Friday, April 18, 2014

Forms of Life

One motif which has been repeated throughout the novel so far is the desire "to live." We see this with Anna throughout her affair with Vronsky, from the beginning when she wants an actual life containing passion and love, and also when she is living with Vronsky, in a conversation with Dolly (616). Dolly likewise expresses an understanding of Anna's desire "to live" and to "love and be loved in a real way" in her reflections on the way to visit Anna and Vronsky in Book VI (608). Similarly, we see Vronsky pursuing a "life" through attempts at independence and activity outside of his relationship with Anna; Karenin, also, finds a "life" in his work. Likewise, Levin forms a life out of reflection, intellectual and physical work, and family life with Kitty.

Hence, it seems that Anna Karenina presents us with an assortment, a display, as it were, of "forms of life": Anna's life of passion, Vronsky's life of indolence, Karenin's work-dictated life, Levin's thoughtful, reflective, life, Dolly's life, dedicated to aiding others, Stiva's life of pleasant hedonism, Nikolai's life of asceticism followed by extreme excess and squalor, etc. (The list goes on...) What are we to make of the variety of ways of life with which Tolstoy presents us? To reference Alosha's post earlier this week, which ways of life are "real" for Tolstoy; what is "a real life"? Should we look to Levin's life as a model, or at least as a closer approximation to the actual model (if, indeed, there is one) than others, in spite of Levin's own shortcomings (given that, of all the characters, Levin seems to most resemble the introspective heroes which Tolstoy presented in War and Peace)?
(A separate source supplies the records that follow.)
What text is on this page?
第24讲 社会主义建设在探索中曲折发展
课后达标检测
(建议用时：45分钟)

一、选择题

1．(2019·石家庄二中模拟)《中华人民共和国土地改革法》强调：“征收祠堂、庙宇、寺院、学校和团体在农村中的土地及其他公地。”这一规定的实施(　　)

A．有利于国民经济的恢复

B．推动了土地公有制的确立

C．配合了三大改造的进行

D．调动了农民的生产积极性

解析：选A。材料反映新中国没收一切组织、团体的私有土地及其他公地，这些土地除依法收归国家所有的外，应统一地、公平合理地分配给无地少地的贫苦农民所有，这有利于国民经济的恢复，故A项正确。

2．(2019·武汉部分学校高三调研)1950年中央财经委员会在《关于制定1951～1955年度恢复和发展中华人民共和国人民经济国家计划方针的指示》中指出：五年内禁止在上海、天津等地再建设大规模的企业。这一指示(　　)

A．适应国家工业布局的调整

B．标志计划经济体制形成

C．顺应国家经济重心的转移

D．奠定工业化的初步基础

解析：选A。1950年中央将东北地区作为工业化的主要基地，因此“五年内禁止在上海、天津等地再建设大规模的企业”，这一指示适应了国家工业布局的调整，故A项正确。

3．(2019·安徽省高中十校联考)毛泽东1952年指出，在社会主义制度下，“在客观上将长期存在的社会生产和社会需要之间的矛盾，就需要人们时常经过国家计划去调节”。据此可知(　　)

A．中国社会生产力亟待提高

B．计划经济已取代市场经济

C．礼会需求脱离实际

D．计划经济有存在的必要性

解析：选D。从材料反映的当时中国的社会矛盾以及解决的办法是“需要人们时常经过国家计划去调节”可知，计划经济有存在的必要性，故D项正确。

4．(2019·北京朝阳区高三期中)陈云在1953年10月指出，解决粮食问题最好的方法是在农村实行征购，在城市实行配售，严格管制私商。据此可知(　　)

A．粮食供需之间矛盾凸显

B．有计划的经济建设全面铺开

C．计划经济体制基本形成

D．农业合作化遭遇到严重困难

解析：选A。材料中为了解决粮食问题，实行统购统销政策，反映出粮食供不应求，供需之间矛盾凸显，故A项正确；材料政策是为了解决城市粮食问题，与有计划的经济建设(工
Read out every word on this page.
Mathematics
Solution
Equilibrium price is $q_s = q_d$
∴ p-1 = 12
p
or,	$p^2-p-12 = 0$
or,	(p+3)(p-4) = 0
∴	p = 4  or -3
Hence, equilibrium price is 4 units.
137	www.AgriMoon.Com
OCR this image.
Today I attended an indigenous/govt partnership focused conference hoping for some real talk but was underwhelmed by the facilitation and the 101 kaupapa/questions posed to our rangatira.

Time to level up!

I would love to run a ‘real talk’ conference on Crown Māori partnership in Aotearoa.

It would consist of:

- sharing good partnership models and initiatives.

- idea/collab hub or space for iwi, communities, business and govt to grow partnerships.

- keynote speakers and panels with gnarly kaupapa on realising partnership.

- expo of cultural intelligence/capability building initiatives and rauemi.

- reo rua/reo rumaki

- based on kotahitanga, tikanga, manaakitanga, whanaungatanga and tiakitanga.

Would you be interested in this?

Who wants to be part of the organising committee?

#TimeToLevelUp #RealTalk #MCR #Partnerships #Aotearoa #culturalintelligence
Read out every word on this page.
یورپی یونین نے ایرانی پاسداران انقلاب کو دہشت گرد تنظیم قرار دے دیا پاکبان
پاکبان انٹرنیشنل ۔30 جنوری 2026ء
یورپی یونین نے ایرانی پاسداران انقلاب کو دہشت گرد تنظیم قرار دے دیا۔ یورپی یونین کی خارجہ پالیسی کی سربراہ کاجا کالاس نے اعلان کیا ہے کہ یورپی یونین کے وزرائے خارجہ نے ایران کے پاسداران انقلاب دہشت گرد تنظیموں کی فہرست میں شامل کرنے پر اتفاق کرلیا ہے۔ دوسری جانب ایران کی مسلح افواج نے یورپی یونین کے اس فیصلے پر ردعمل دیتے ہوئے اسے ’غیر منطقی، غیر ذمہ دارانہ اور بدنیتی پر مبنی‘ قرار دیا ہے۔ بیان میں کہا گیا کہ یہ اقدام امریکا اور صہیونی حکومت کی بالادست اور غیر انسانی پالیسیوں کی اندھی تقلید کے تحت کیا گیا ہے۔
How do these ways of life "stand up" or fare, respectively, in the face of the novel's deaths and near-deaths, in particular that of Nikolai?


  1. Well now we can also consider this in light of Anna's death. I think you're right in pointing to Levin as what we ought to consider the model for life. I think what makes this very true is Tolstoy's protection of Levin. I do not believe I can recall a single instance of anger or dislike towards Levin. With other characters, such as Anna, Karenin, Vronksy, Kitty, and Stiva, I'm constantly fluctuating between love and hate. But I consistently like Levin. Even his struggles are admirable and forgivable. If I was forced to live the life of one of the characters in this novel, I'm confident I would be the happiest as Levin. I think Tolstoy purposefully shaped these feelings in me. That's why I agree that Levin is what Tolstoy considers a "real life."

  2. I definitely agree that Tolstoy seems to be advocating, or at least privileging, a life resembling Levin's. I think that your expression "Tolstoy's protection of Levin" captures this phenomenon especially well; Tolstoy protects Levin from the reader's dislike, for the most part, it seems like. Now, though, I kind of question the notion of a "real life." Is Tolstoy really setting up Levin as leading an objectively more meaningful life than, say, Anna? And what about Dolly--certainly, she is one of the most morally upright, long-suffering characters in the novel; I'm not sure that Tolstoy would believe that Dolly's life is objectively "less meaningful" than Levin's. Perhaps Levin's life is the most "real" in the sense that, for someone who, like Tolstoy or Levin, is tormented by existential worries, Levin's life would seem more "real". But I'm not sure, now, that we can really pick out one way of life as objectively "better" within the framework of the novel.